Then Lady Greville played her trump card.

'Look, Anton,' she said, 'you see that violin. I have no need, I see, to tell you its value. If you will come with me and make no scene, you shall have it for your very own. Ninette will be perfectly happy. Do you agree?'

I looked at my old fiddle, lying on the floor. How yellow and trashy it looked beside the grand old Cremona, bedded in its blue velvet.

'I will do what you like, Madame,' I said.

'Human nature is pretty much the same in geniuses and dullards,' said
Felix. 'I congratulate you, Auntie.'

And so the bargain was struck, and the new life entered upon that very day. Lady Greville sought out Ninette at once, though I was not allowed to accompany her.
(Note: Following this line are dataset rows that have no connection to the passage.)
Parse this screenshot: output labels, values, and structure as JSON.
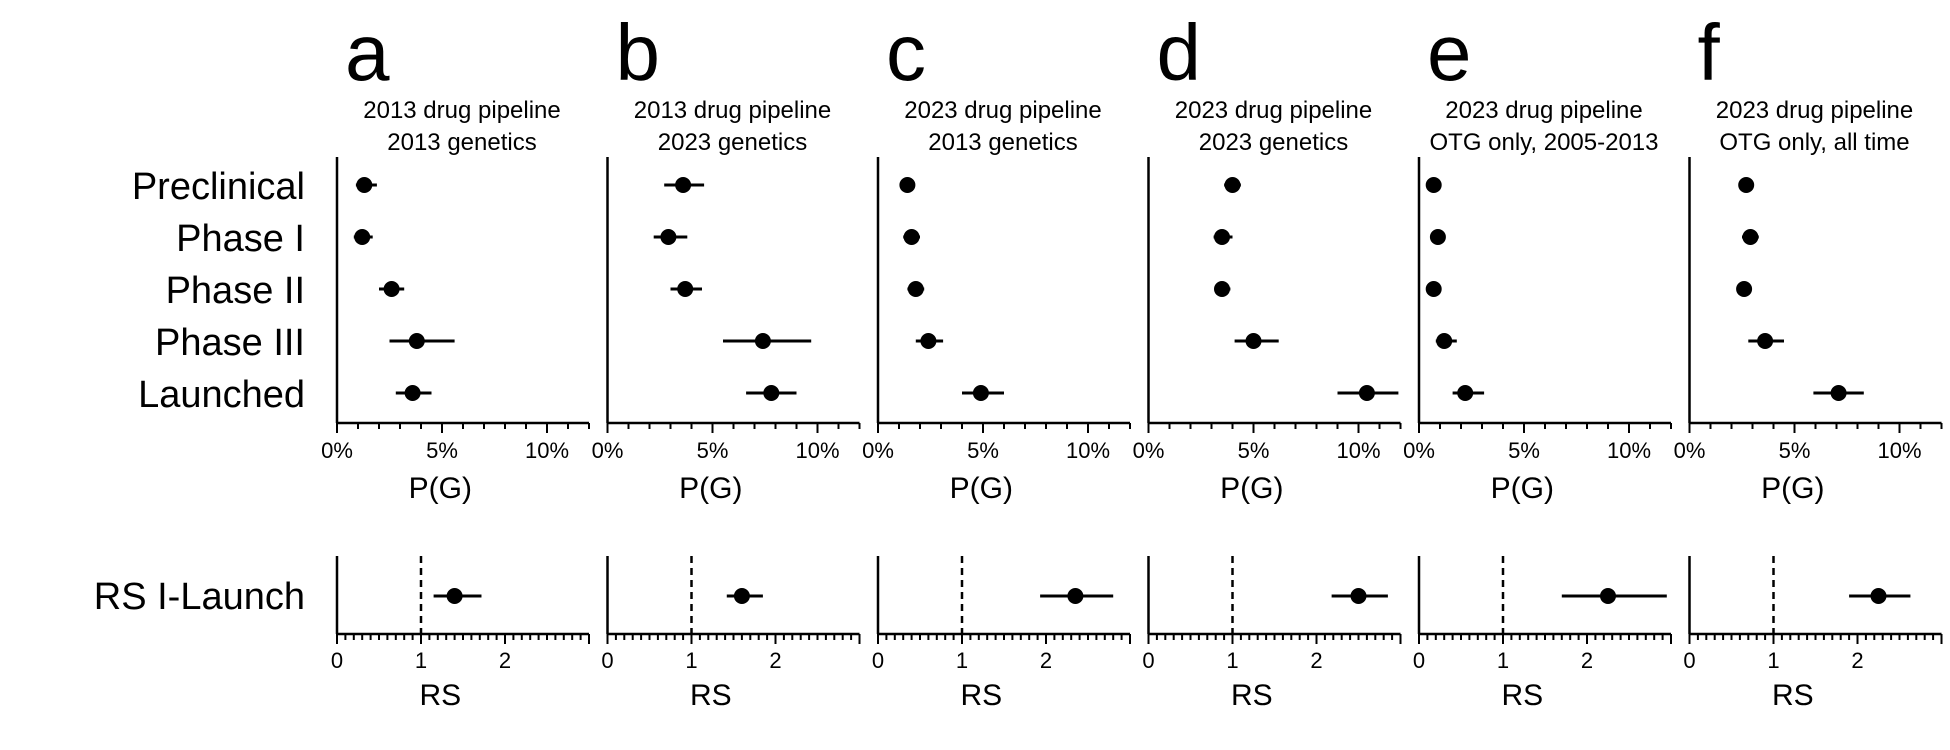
{
  "chart_data": {
    "type": "scatter",
    "row_labels": [
      "Preclinical",
      "Phase I",
      "Phase II",
      "Phase III",
      "Launched"
    ],
    "rs_row_label": "RS I-Launch",
    "pg_axis": {
      "label": "P(G)",
      "range": [
        0,
        12
      ],
      "tick_labels": [
        "0%",
        "5%",
        "10%"
      ],
      "ticks": [
        0,
        5,
        10
      ]
    },
    "rs_axis": {
      "label": "RS",
      "range": [
        0,
        3
      ],
      "tick_labels": [
        "0",
        "1",
        "2"
      ],
      "ticks": [
        0,
        1,
        2
      ],
      "reference": 1
    },
    "panels": [
      {
        "letter": "a",
        "subtitle": [
          "2013 drug pipeline",
          "2013 genetics"
        ],
        "pg": [
          {
            "est": 1.3,
            "lo": 0.9,
            "hi": 1.9
          },
          {
            "est": 1.2,
            "lo": 0.8,
            "hi": 1.7
          },
          {
            "est": 2.6,
            "lo": 2.0,
            "hi": 3.2
          },
          {
            "est": 3.8,
            "lo": 2.5,
            "hi": 5.6
          },
          {
            "est": 3.6,
            "lo": 2.8,
            "hi": 4.5
          }
        ],
        "rs": {
          "est": 1.4,
          "lo": 1.15,
          "hi": 1.72
        }
      },
      {
        "letter": "b",
        "subtitle": [
          "2013 drug pipeline",
          "2023 genetics"
        ],
        "pg": [
          {
            "est": 3.6,
            "lo": 2.7,
            "hi": 4.6
          },
          {
            "est": 2.9,
            "lo": 2.2,
            "hi": 3.8
          },
          {
            "est": 3.7,
            "lo": 3.0,
            "hi": 4.5
          },
          {
            "est": 7.4,
            "lo": 5.5,
            "hi": 9.7
          },
          {
            "est": 7.8,
            "lo": 6.6,
            "hi": 9.0
          }
        ],
        "rs": {
          "est": 1.6,
          "lo": 1.42,
          "hi": 1.85
        }
      },
      {
        "letter": "c",
        "subtitle": [
          "2023 drug pipeline",
          "2013 genetics"
        ],
        "pg": [
          {
            "est": 1.4,
            "lo": 1.1,
            "hi": 1.7
          },
          {
            "est": 1.6,
            "lo": 1.2,
            "hi": 2.0
          },
          {
            "est": 1.8,
            "lo": 1.4,
            "hi": 2.2
          },
          {
            "est": 2.4,
            "lo": 1.8,
            "hi": 3.1
          },
          {
            "est": 4.9,
            "lo": 4.0,
            "hi": 6.0
          }
        ],
        "rs": {
          "est": 2.35,
          "lo": 1.93,
          "hi": 2.8
        }
      },
      {
        "letter": "d",
        "subtitle": [
          "2023 drug pipeline",
          "2023 genetics"
        ],
        "pg": [
          {
            "est": 4.0,
            "lo": 3.6,
            "hi": 4.4
          },
          {
            "est": 3.5,
            "lo": 3.1,
            "hi": 4.0
          },
          {
            "est": 3.5,
            "lo": 3.2,
            "hi": 3.9
          },
          {
            "est": 5.0,
            "lo": 4.1,
            "hi": 6.2
          },
          {
            "est": 10.4,
            "lo": 9.0,
            "hi": 11.9
          }
        ],
        "rs": {
          "est": 2.5,
          "lo": 2.18,
          "hi": 2.85
        }
      },
      {
        "letter": "e",
        "subtitle": [
          "2023 drug pipeline",
          "OTG only, 2005-2013"
        ],
        "pg": [
          {
            "est": 0.7,
            "lo": 0.5,
            "hi": 1.0
          },
          {
            "est": 0.9,
            "lo": 0.6,
            "hi": 1.2
          },
          {
            "est": 0.7,
            "lo": 0.5,
            "hi": 0.9
          },
          {
            "est": 1.2,
            "lo": 0.8,
            "hi": 1.8
          },
          {
            "est": 2.2,
            "lo": 1.6,
            "hi": 3.1
          }
        ],
        "rs": {
          "est": 2.25,
          "lo": 1.7,
          "hi": 2.95
        }
      },
      {
        "letter": "f",
        "subtitle": [
          "2023 drug pipeline",
          "OTG only, all time"
        ],
        "pg": [
          {
            "est": 2.7,
            "lo": 2.4,
            "hi": 3.0
          },
          {
            "est": 2.9,
            "lo": 2.5,
            "hi": 3.3
          },
          {
            "est": 2.6,
            "lo": 2.3,
            "hi": 2.9
          },
          {
            "est": 3.6,
            "lo": 2.8,
            "hi": 4.5
          },
          {
            "est": 7.1,
            "lo": 5.9,
            "hi": 8.3
          }
        ],
        "rs": {
          "est": 2.25,
          "lo": 1.9,
          "hi": 2.63
        }
      }
    ]
  }
}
I never saw Ninette again. She made no opposition to Lady Greville's scheme. She let herself be taken to the Orphanage, and she never asked, so they said, to see me again.

'She's a stupid little thing,' said Lady Greville to her nephew, on her return, 'and as plain as possible; but I suppose she was kind to the boy. They will forget each other now I hope. It is not as if they were related.'

'In that case they would already be hating each other. However, I am quite sure your protégé will forget soon enough; and, after all, you have nothing to do with the girl.'

I suppose I did not think very much of Ninette then; but what would you have? It was such a change from the old vagrant days, that there is a good deal to excuse me. I was absorbed too in the new and wonderful symmetry which music began to assume, as taught me by the master Lady Greville procured for me. When the news was broken to me, with great gentleness, that my little companion had run away from the sisters with whom she had been placed—run away, and left no traces behind her, I hardly realised how completely she would have passed away from me. I thought of her for a little while with some regret; then I remembered Stradivarius, and I could not be sorry long. So by degrees I ceased to think of her.